3. The Six Expanded Commands Explained

/opsx:new

– creates only the change skeleton (directory + metadata) without generating any planning artifacts. Useful when you want to set up a container first and fill it manually later. /opsx:continue – creates the next missing artifact based on the dependency graph. Each execution adds one ready‑to‑review artifact, offering finer granularity than /opsx:propose. /opsx:ff (fast‑forward) – after a skeleton is created, this command fills all remaining artifacts (proposal, specs, design, tasks) in one shot. /opsx:verify – performs a three‑dimensional quality check:

Completeness : all tasks finished? all requirements have code? scenarios covered?

Correctness : implementation matches spec intent? edge cases handled? error states correct?

Coherence : design decisions reflected in code? naming consistent with design.md?

Verification does not block archiving; it merely reports the health of the change. /opsx:bulk-archive – archives multiple completed changes at once, detecting spec conflicts and ordering by timestamp. /opsx:onboard – an interactive tutorial for first‑time users that walks through a full change lifecycle.
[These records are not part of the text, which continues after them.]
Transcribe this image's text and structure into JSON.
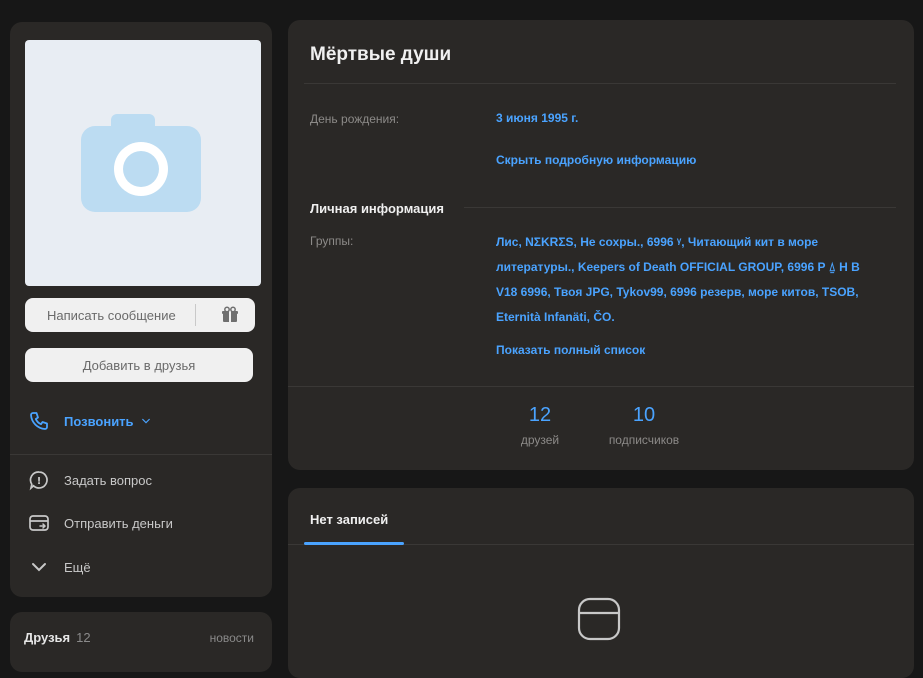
{
  "profile": {
    "name": "Мёртвые души",
    "birthday_label": "День рождения:",
    "birthday_value": "3 июня 1995 г.",
    "hide_info": "Скрыть подробную информацию",
    "personal_title": "Личная информация",
    "groups_label": "Группы:",
    "groups_value": "Лис, NΣKRΣS, Не сохры., 6996 ᵞ, Читающий кит в море литературы., Keepers of Death OFFICIAL GROUP, 6996 P ⍙ H B V18 6996, Твоя JPG, Tykov99, 6996 резерв, море китов, TSOB, Eternità Infanäti, ČO.",
    "show_full": "Показать полный список"
  },
  "stats": {
    "friends_count": "12",
    "friends_label": "друзей",
    "followers_count": "10",
    "followers_label": "подписчиков"
  },
  "left": {
    "message_button": "Написать сообщение",
    "add_friend_button": "Добавить в друзья",
    "call": "Позвонить",
    "ask": "Задать вопрос",
    "send_money": "Отправить деньги",
    "more": "Ещё"
  },
  "friends": {
    "title": "Друзья",
    "count": "12",
    "news": "новости"
  },
  "wall": {
    "tab": "Нет записей"
  },
  "colors": {
    "accent": "#4aa3ff",
    "panel": "#2a2826",
    "background": "#171717"
  }
}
4. Three Typical Workflow Mode Combinations

Quick Feature – for well‑defined tasks:

/opsx:new → /opsx:ff → /opsx:apply → /opsx:verify → /opsx:archive

Adds a verification step compared with the core propose → apply → archive chain.

Exploratory – for vague requirements:

/opsx:explore → /opsx:new → /opsx:continue → … → /opsx:apply

Allows iterative creation and review of each artifact.

Parallel Changes – for multiple concurrent streams:

Change A: /opsx:new → /opsx:ff → /opsx:apply (in progress)
          │
Switch to Change B
          │
Change B: /opsx:new → /opsx:ff → /opsx:apply → /opsx:archive

Both changes are later bulk‑archived with /opsx:bulk-archive.

A decision matrix (described in the source) recommends ff when the full scope is known beforehand, and continue when the work is exploratory.

5. Underlying Mechanisms

Profile Derivation – The global config ( ~/.config/openspec/config.json) stores a profile field. When the selected workflow set exactly matches the core list, the system sets profile: 'core'; otherwise it sets 'custom'. The source code shows the simple check:

// src/core/profiles.ts
export function deriveProfileFromWorkflowSelection(selectedWorkflows: string[]): Profile {
  const isCoreMatch =
    selectedWorkflows.length === CORE_WORKFLOWS.length &&
    CORE_WORKFLOWS.every(w => selectedWorkflows.includes(w));
  return isCoreMatch ? 'core' : 'custom';
}

Artifact Dependency Graph – Artifacts transition through BLOCKED → READY → DONE. The graph determines which artifact can be created next, but it does not enforce a strict order; developers can create specs before design, etc.

产物依赖关系图
产物依赖关系图

6. Recommendations

Use the core profile for small, well‑scoped changes ( propose → apply → archive).

For medium‑to‑large changes that need quality gates, enable the expanded profile and include /opsx:verify.

When handling multiple parallel changes, enable bulk‑archive to streamline finalisation.

OpenSpec intentionally hides the six advanced commands until you need finer control, giving you the flexibility to pick the appropriate workflow for your project’s pace.